Questo è il limite più grande oggi per la realtà virtuale, lungi da essere risolto anche con i sistemi con tracciamento posizionale più avanzati oggi presenti sul mercato, perché limitano il cammino del giocatore entro percorsi molto limitati. Del resto camminare tramite l'input impartito a un controller è altro elemento che spezza la continuità dell'immersione consentita dai sistemi di realtà virtuale. L'unica altra possibilità è usare treadmill come Virtuix Omni o, appunto, trasporre l'esperienza in chiave completamente mobile come intende fare CaptoGlove.

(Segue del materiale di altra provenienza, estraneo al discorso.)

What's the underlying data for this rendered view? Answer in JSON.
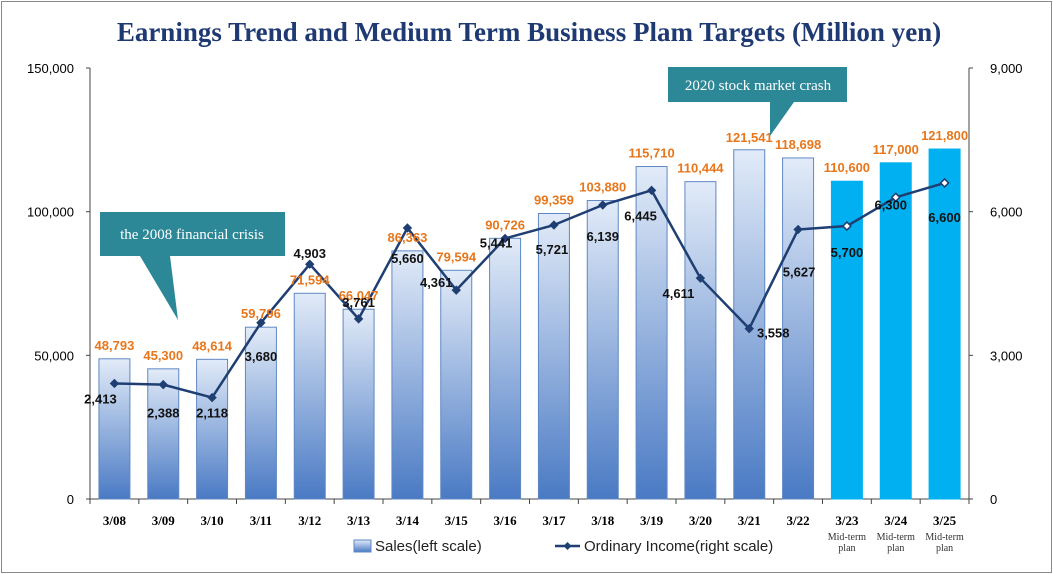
{
  "chart_data": {
    "type": "bar",
    "title": "Earnings Trend and Medium Term Business Plam Targets (Million yen)",
    "categories": [
      "3/08",
      "3/09",
      "3/10",
      "3/11",
      "3/12",
      "3/13",
      "3/14",
      "3/15",
      "3/16",
      "3/17",
      "3/18",
      "3/19",
      "3/20",
      "3/21",
      "3/22",
      "3/23",
      "3/24",
      "3/25"
    ],
    "category_sublabels": [
      "",
      "",
      "",
      "",
      "",
      "",
      "",
      "",
      "",
      "",
      "",
      "",
      "",
      "",
      "",
      "Mid-term plan",
      "Mid-term plan",
      "Mid-term plan"
    ],
    "y_left": {
      "ylim": [
        0,
        150000
      ],
      "ticks": [
        "0",
        "50,000",
        "100,000",
        "150,000"
      ]
    },
    "y_right": {
      "ylim": [
        0,
        9000
      ],
      "ticks": [
        "0",
        "3,000",
        "6,000",
        "9,000"
      ]
    },
    "grid": false,
    "series": [
      {
        "name": "Sales(left scale)",
        "kind": "bar",
        "axis": "left",
        "values": [
          48793,
          45300,
          48614,
          59796,
          71594,
          66047,
          86363,
          79594,
          90726,
          99359,
          103880,
          115710,
          110444,
          121541,
          118698,
          110600,
          117000,
          121800
        ],
        "labels": [
          "48,793",
          "45,300",
          "48,614",
          "59,796",
          "71,594",
          "66,047",
          "86,363",
          "79,594",
          "90,726",
          "99,359",
          "103,880",
          "115,710",
          "110,444",
          "121,541",
          "118,698",
          "110,600",
          "117,000",
          "121,800"
        ]
      },
      {
        "name": "Ordinary Income(right scale)",
        "kind": "line",
        "axis": "right",
        "values": [
          2413,
          2388,
          2118,
          3680,
          4903,
          3761,
          5660,
          4361,
          5441,
          5721,
          6139,
          6445,
          4611,
          3558,
          5627,
          5700,
          6300,
          6600
        ],
        "labels": [
          "2,413",
          "2,388",
          "2,118",
          "3,680",
          "4,903",
          "3,761",
          "5,660",
          "4,361",
          "5,441",
          "5,721",
          "6,139",
          "6,445",
          "4,611",
          "3,558",
          "5,627",
          "5,700",
          "6,300",
          "6,600"
        ]
      }
    ],
    "plan_start_index": 15,
    "annotations": [
      {
        "text": "the 2008 financial crisis",
        "target": "3/09"
      },
      {
        "text": "2020 stock market crash",
        "target": "3/21"
      }
    ],
    "legend_position": "bottom-center",
    "colors": {
      "bar_actual_top": "#e2ebf8",
      "bar_actual_bottom": "#4a7ac4",
      "bar_actual_stroke": "#5f88c4",
      "bar_plan": "#00b0f0",
      "line": "#1f3f73",
      "value_label": "#e8761b",
      "title": "#1f3a73",
      "callout": "#2c8796"
    }
  }
}
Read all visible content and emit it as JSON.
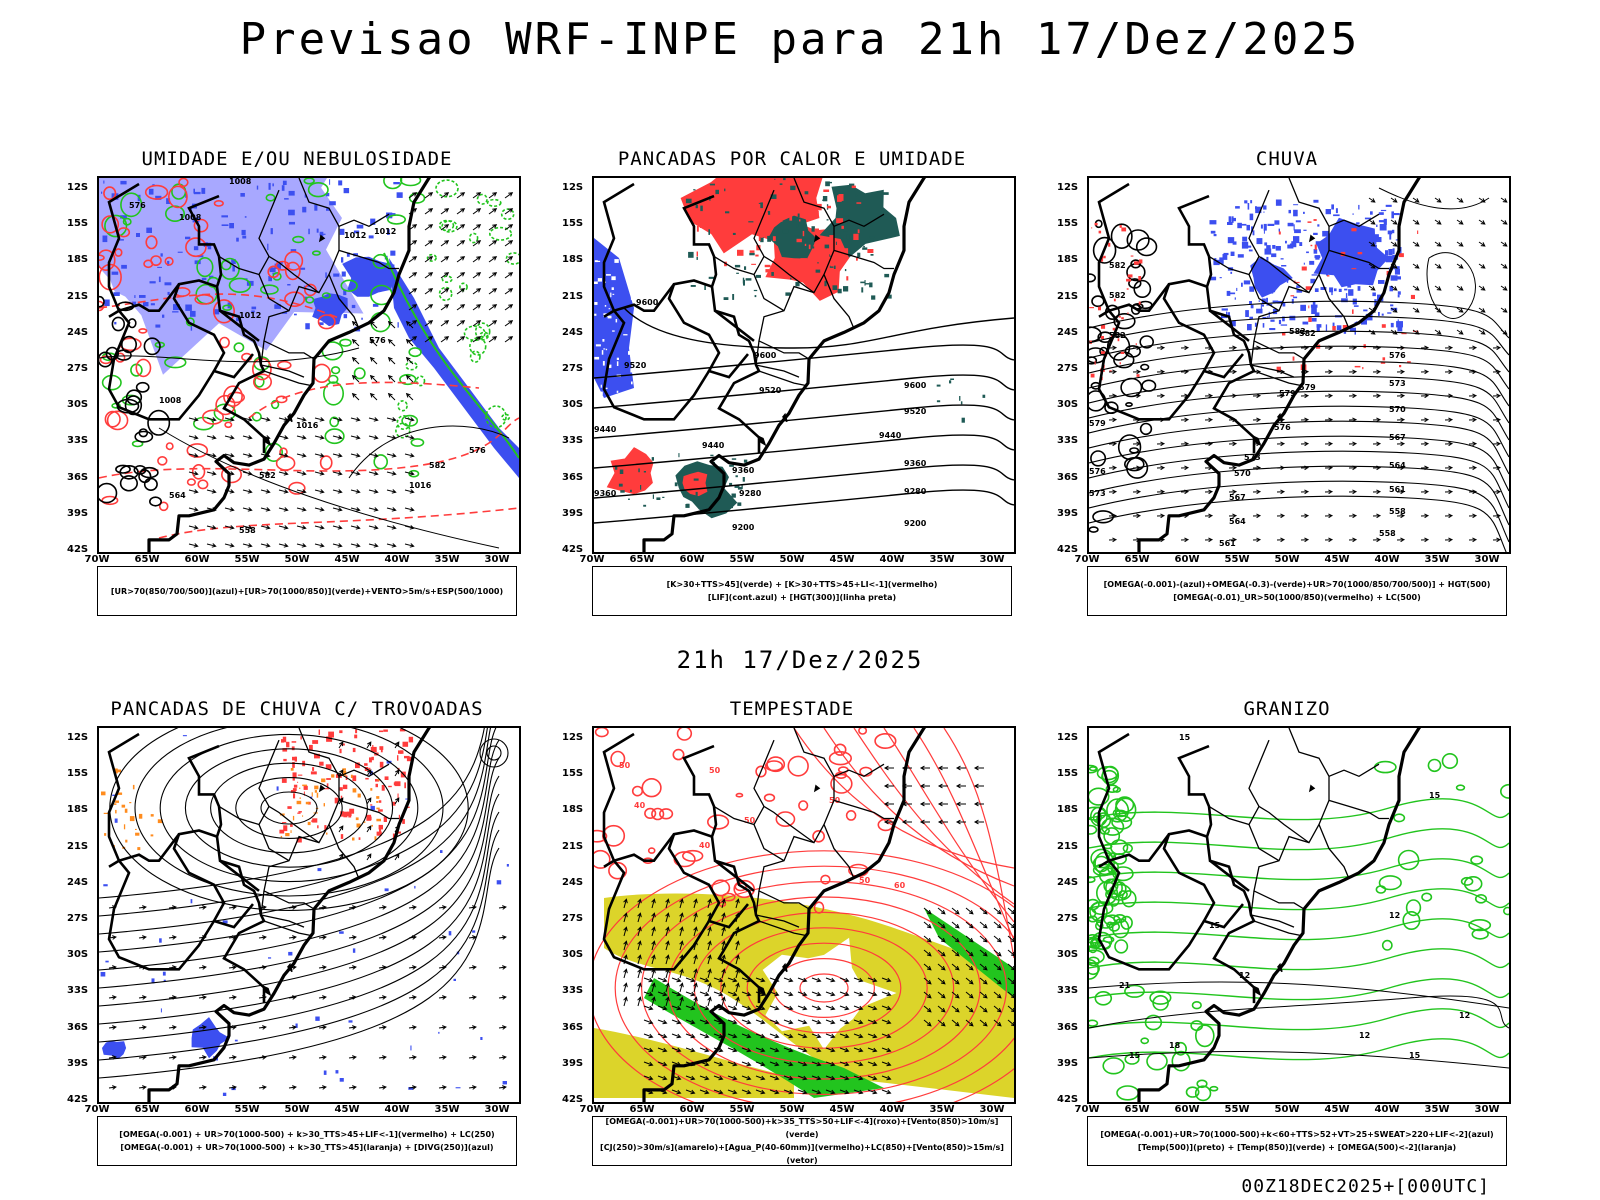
{
  "header": {
    "title": "Previsao WRF-INPE  para 21h 17/Dez/2025"
  },
  "mid_title": "21h 17/Dez/2025",
  "footer": "00Z18DEC2025+[000UTC]",
  "axes": {
    "lat_labels": [
      "12S",
      "15S",
      "18S",
      "21S",
      "24S",
      "27S",
      "30S",
      "33S",
      "36S",
      "39S",
      "42S"
    ],
    "lon_labels": [
      "70W",
      "65W",
      "60W",
      "55W",
      "50W",
      "45W",
      "40W",
      "35W",
      "30W"
    ]
  },
  "colors": {
    "blue": "#3c4ff0",
    "green": "#22c41e",
    "red": "#ff3c3c",
    "darkteal": "#1f5a55",
    "yellow": "#dcd42a",
    "lightblue": "#a8a8ff",
    "orange": "#ff8c1e"
  },
  "panels": [
    {
      "title": "UMIDADE E/OU NEBULOSIDADE",
      "legend": [
        "[UR>70(850/700/500)](azul)+[UR>70(1000/850)](verde)+VENTO>5m/s+ESP(500/1000)"
      ],
      "contour_labels": [
        "1008",
        "1008",
        "1012",
        "1012",
        "1016",
        "1016",
        "1012",
        "1008",
        "576",
        "576",
        "582",
        "582",
        "576",
        "564",
        "558"
      ]
    },
    {
      "title": "PANCADAS POR CALOR E UMIDADE",
      "legend": [
        "[K>30+TTS>45](verde) + [K>30+TTS>45+LI<-1](vermelho)",
        "[LIF](cont.azul) + [HGT(300)](linha preta)"
      ],
      "contour_labels": [
        "9600",
        "9520",
        "9600",
        "9520",
        "9440",
        "9360",
        "9280",
        "9200",
        "9600",
        "9520",
        "9440",
        "9360",
        "9280",
        "9200",
        "9440",
        "9360"
      ]
    },
    {
      "title": "CHUVA",
      "legend": [
        "[OMEGA(-0.001)-(azul)+OMEGA(-0.3)-(verde)+UR>70(1000/850/700/500)] + HGT(500)",
        "[OMEGA(-0.01)_UR>50(1000/850)(vermelho) + LC(500)"
      ],
      "contour_labels": [
        "582",
        "582",
        "582",
        "582",
        "582",
        "579",
        "576",
        "573",
        "570",
        "567",
        "564",
        "561",
        "558",
        "579",
        "576",
        "573",
        "570",
        "567",
        "564",
        "561",
        "558",
        "579",
        "576",
        "573"
      ]
    },
    {
      "title": "PANCADAS DE CHUVA C/ TROVOADAS",
      "legend": [
        "[OMEGA(-0.001) + UR>70(1000-500) + k>30_TTS>45+LIF<-1](vermelho) + LC(250)",
        "[OMEGA(-0.001) + UR>70(1000-500) + k>30_TTS>45](laranja) + [DIVG(250)](azul)"
      ],
      "contour_labels": []
    },
    {
      "title": "TEMPESTADE",
      "legend": [
        "[OMEGA(-0.001)+UR>70(1000-500)+k>35_TTS>50+LIF<-4](roxo)+[Vento(850)>10m/s](verde)",
        "[CJ(250)>30m/s](amarelo)+[Agua_P(40-60mm)](vermelho)+LC(850)+[Vento(850)>15m/s](vetor)"
      ],
      "contour_labels": [
        "50",
        "50",
        "40",
        "50",
        "60",
        "50",
        "40",
        "50"
      ]
    },
    {
      "title": "GRANIZO",
      "legend": [
        "[OMEGA(-0.001)+UR>70(1000-500)+k<60+TTS>52+VT>25+SWEAT>220+LIF<-2](azul)",
        "[Temp(500)](preto) + [Temp(850)](verde) + [OMEGA(500)<-2](laranja)"
      ],
      "contour_labels": [
        "15",
        "15",
        "12",
        "12",
        "15",
        "12",
        "15",
        "12",
        "21",
        "18",
        "15"
      ]
    }
  ]
}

Il progetto è nato nel 2011 con scopo principale quello della riabilitazione medica. In Italia abbiamo un metodo di riabilitazione molto avanzato per gli ictus neurocognitivi che si chiama Perfetti. Studia come i bambini "allacciano" il cervello alla periferica umana e imparano a usare il corpo. Si tratta di esercizi basilari ma allo stesso tempo estremamente complessi da valutare, perché la misura va fatta in maniera rigorosa e matematica per poter dare al paziente la comprensione dell'errore che ha fatto. In quel periodo i fondatori di CaptoGlove, per motivi personali, avevano la necessità di creare un sistema capace di misurare l'esito degli esercizi di riabilitazione propri del metodo Perfetti allo scopo di calibrare matematicamente il sistema. È da qui che è nato il guanto, per realizzare queste misure e al tempo stesso tracciare il movimento delle dita.

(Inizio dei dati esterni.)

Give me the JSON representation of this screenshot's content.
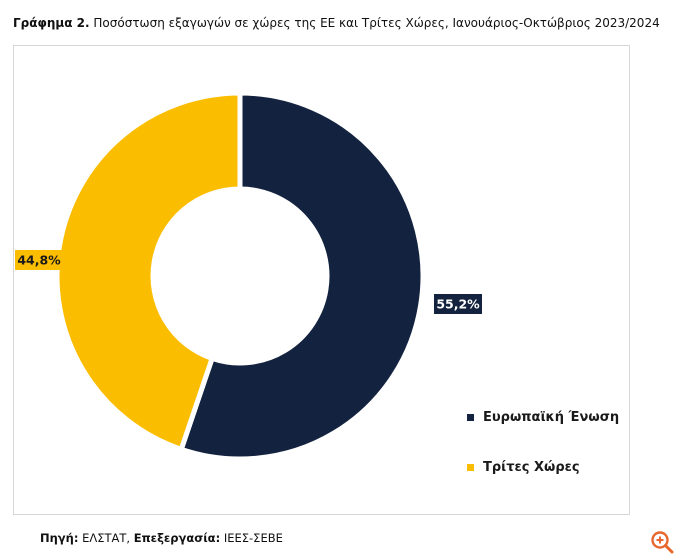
{
  "header": {
    "title_bold": "Γράφημα 2.",
    "title_text": "Ποσόστωση εξαγωγών σε χώρες της ΕΕ και Τρίτες Χώρες, Ιανουάριος-Οκτώβριος 2023/2024"
  },
  "chart_data": {
    "type": "pie",
    "donut": true,
    "title": "",
    "categories": [
      "Ευρωπαϊκή Ένωση",
      "Τρίτες Χώρες"
    ],
    "values": [
      55.2,
      44.8
    ],
    "labels": [
      "55,2%",
      "44,8%"
    ],
    "colors": [
      "#13233f",
      "#fbbd00"
    ],
    "legend_position": "right-bottom"
  },
  "footer": {
    "source_label": "Πηγή:",
    "source_value": "ΕΛΣΤΑΤ,",
    "processing_label": "Επεξεργασία:",
    "processing_value": "ΙΕΕΣ-ΣΕΒΕ"
  },
  "controls": {
    "zoom_icon": "zoom-in-icon",
    "accent": "#e8672c"
  }
}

CaptoGlove vuole far conoscere la sua tecnologia al pubblico più ampio possibile e anche per questo lancerà la campagna Kickstarter della sua nuova tecnologia il prossimo 15 marzo. Ma CaptoGlove è già in fase di produzione con i primi 2 mila pezzi che verrano spediti a fine aprile. Il prezzo per gli early backer è di 160 dollari, mentre il prezzo definitivo si aggirerà sui 250 dollari.